Monday, January 17, 2011

Leviticus 22:17-23:44

This may be a small thing.  I had always thought of the Feasts on the Jewish calendar to be a time of celebration and party, basically joy and fun.  But over and over again during the commandments, I see that the Lord admonishes the Israelites that "this is a solemn thing."  I had never thought of the Feasts like that.  Granted, they were a time of remembrance and religious ceremony, but wasn't it also a time of eating and celebration and raucous laughter?  I am not saying that the solemnity of the feast was to cancel out this jubilant air, but I suppose I had never considered how important these feasts were to the Lord.  After all, they were to remind Israel of a few things: God's provision in the desert, God's provision each year in the harvest, God's provision for the atonement of Israel's sin...  They were certainly to feast and fete and favor, but they were to above all remember and to honor the Lord their God.  The Feasts were a solemn thing unto the Lord.

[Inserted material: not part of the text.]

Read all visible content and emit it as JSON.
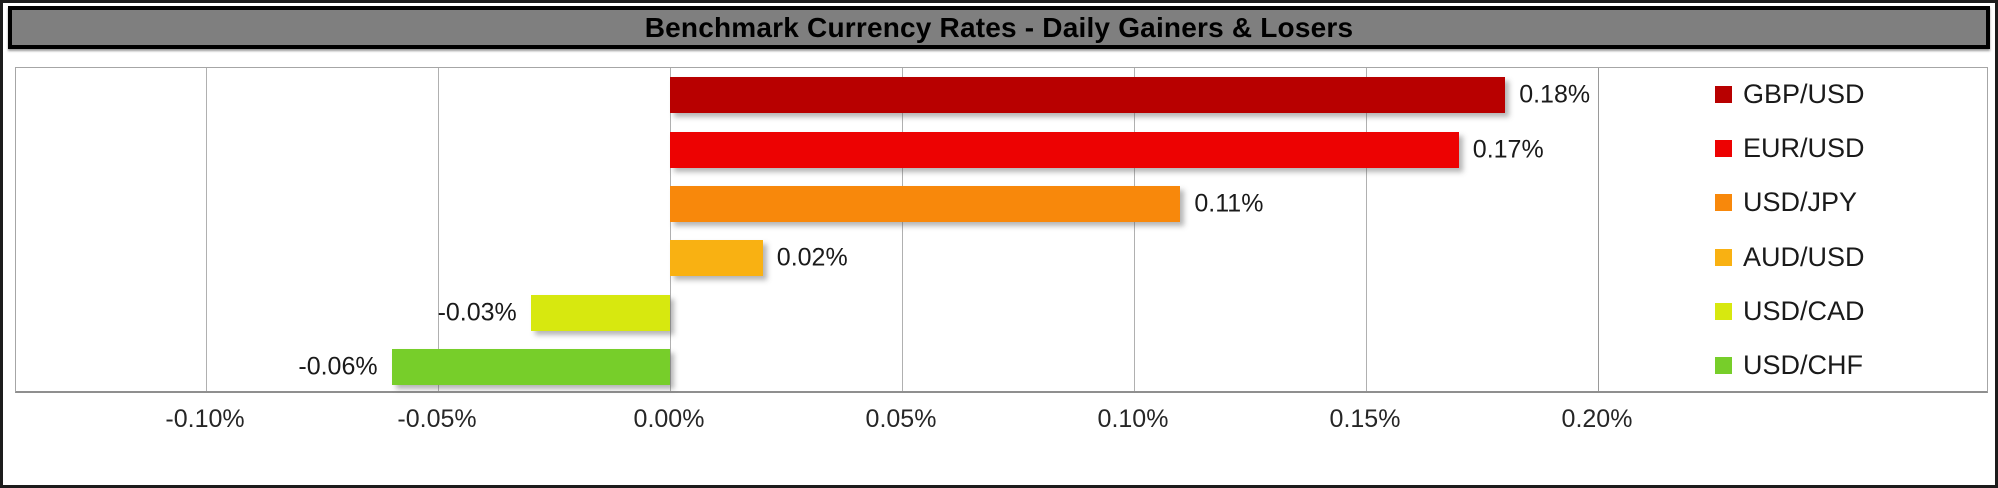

I wonder: do we have anything like that in the Church?  We have communion, but I've noticed that churches use varying emphasis and practices in regards to communion.  Communion is certainly a time of remembrance and solemnity, but is there also celebration?  Are we too solemn?  We certainly fellowship and eat and laugh and "feast", but do we solemnly remember why we gather for fellowship and feasting beyond the short blessing prayer over the food?  Might there have been a reason God didn't institute feasts with us?  I don't really have an answer to the last one.

I think, though, that this is a good principle to practice in our own faith: to celebrate and to remember and honor the Lord.  How would we do it?  The Bible admonishes us that everything we do, we do unto the Lord.  If we do that, do we need festivals or a tradition to make us feast Him?